# Communities > Modern-era Swords and Collecting Community > Modern Production Katanas >  Musashi Asuka Tanto steel type.

## S. Isaac

Hello, new here so I hope I have this in the right place.

I just purchased a Musashi Asuka Hand Forged Tanto (Black) #16 from Musashi swords  directly. 
My question is what is the actual steel type they use if anyone knows. Just for my own piece of mind.
Its really not a bad blade for the price and I am very happy with the way it looks and feels over all.  

The card that comes with it says "Blade Material: Traditional hand forge (kitae) high carbon steel with tsukurikomi process. Body of the sword (Tsukurikomi) is mune with two surfaces (UNCKUBITSUKURI)."

The companys website says this about it. "Functional hand forged Tantos. Made with high tempered carbon steel. The blades were created using high carbon steel, throughly tempered then water quenched for a consistent hardness. The Tanto is sharp and can be disassembled." 

One other small hopefully quick question. how can I remove surface scuffs on a Tenchi Katana I own. I have been learning some basic cuts from my friend who has many years experience with swords and Katana. I dont want to polish it per say and my friend does not know anything about polishing. I know I need to find a proper sensei but have not had any luck here in Louisville Ky.
I did find a Kendo club but currently it is outside of my budget as I try to finish up collage. 
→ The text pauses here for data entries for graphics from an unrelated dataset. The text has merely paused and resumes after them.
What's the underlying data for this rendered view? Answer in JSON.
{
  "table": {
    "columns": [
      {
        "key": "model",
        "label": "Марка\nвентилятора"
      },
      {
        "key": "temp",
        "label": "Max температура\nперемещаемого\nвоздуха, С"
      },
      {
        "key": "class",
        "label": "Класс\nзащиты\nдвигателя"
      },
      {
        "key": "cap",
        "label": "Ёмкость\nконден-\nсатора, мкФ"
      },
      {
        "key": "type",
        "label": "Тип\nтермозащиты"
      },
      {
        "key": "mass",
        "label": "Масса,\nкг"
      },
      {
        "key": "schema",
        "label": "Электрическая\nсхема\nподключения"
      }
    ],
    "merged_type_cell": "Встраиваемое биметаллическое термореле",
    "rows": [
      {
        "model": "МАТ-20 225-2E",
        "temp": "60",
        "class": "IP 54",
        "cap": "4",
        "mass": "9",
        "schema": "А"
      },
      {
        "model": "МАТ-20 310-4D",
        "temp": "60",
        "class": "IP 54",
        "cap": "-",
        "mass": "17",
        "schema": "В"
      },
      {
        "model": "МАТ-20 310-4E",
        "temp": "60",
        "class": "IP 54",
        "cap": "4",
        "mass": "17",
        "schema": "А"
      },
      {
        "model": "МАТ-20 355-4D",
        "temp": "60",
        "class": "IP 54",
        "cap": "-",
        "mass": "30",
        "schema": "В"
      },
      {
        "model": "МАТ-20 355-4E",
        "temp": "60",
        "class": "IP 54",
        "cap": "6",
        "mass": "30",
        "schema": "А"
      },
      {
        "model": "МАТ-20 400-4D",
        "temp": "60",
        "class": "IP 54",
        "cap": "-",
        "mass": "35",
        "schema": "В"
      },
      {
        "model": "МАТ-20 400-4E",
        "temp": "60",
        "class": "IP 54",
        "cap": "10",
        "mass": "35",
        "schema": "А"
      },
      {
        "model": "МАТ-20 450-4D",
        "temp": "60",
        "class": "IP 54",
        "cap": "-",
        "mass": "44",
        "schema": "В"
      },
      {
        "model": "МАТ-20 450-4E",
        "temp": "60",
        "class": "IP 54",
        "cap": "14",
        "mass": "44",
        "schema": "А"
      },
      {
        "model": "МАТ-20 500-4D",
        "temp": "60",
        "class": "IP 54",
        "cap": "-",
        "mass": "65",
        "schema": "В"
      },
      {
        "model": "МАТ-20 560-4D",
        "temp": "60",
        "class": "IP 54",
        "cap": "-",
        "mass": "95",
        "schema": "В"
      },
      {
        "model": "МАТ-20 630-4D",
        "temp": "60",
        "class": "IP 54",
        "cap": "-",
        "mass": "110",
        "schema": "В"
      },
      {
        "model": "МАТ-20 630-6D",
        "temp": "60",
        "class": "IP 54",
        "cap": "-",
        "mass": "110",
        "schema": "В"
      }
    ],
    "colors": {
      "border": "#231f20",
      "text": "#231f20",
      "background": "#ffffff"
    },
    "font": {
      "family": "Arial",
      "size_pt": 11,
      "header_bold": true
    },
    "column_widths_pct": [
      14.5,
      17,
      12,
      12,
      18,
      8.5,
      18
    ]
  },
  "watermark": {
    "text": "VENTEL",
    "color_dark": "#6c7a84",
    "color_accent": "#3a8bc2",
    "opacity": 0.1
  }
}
Thanks for any info or advice.

----------


## Gary S

I think there is a group that practices in Memphis, Tennesee. If you do a google search for "Richard Babick" ( he wrote a book) you should eventually find it.

----------


## S. Isaac

Gary S, about the group in question.  I did not try to find any info on it since Memphis is 6 hours from Louisville. I would be willing to travel about 1 hour to 2 (2 is pushing it). 

Still looking for the steel type  :Confused:

----------


## Timo Qvintus

Have you tried asking Musashi-swords themselves? These don't look like they're made my Chris Zhou, so I doubt Kenneth can help.. My bet would be 1045 or 1060 hi-carb steel, those two seem to be the most popular types of chinatana blade steels.

----------


## Garrett C.

I own one and judging by the hardness compared to my other swords, I'd say they use 1045 or they could have tempered a higher carbon steel back too much.

----------


## Dan Keding

There is a dojo for MJER iaido in Indianapolis which is about an hour and a half from Louisville.

----------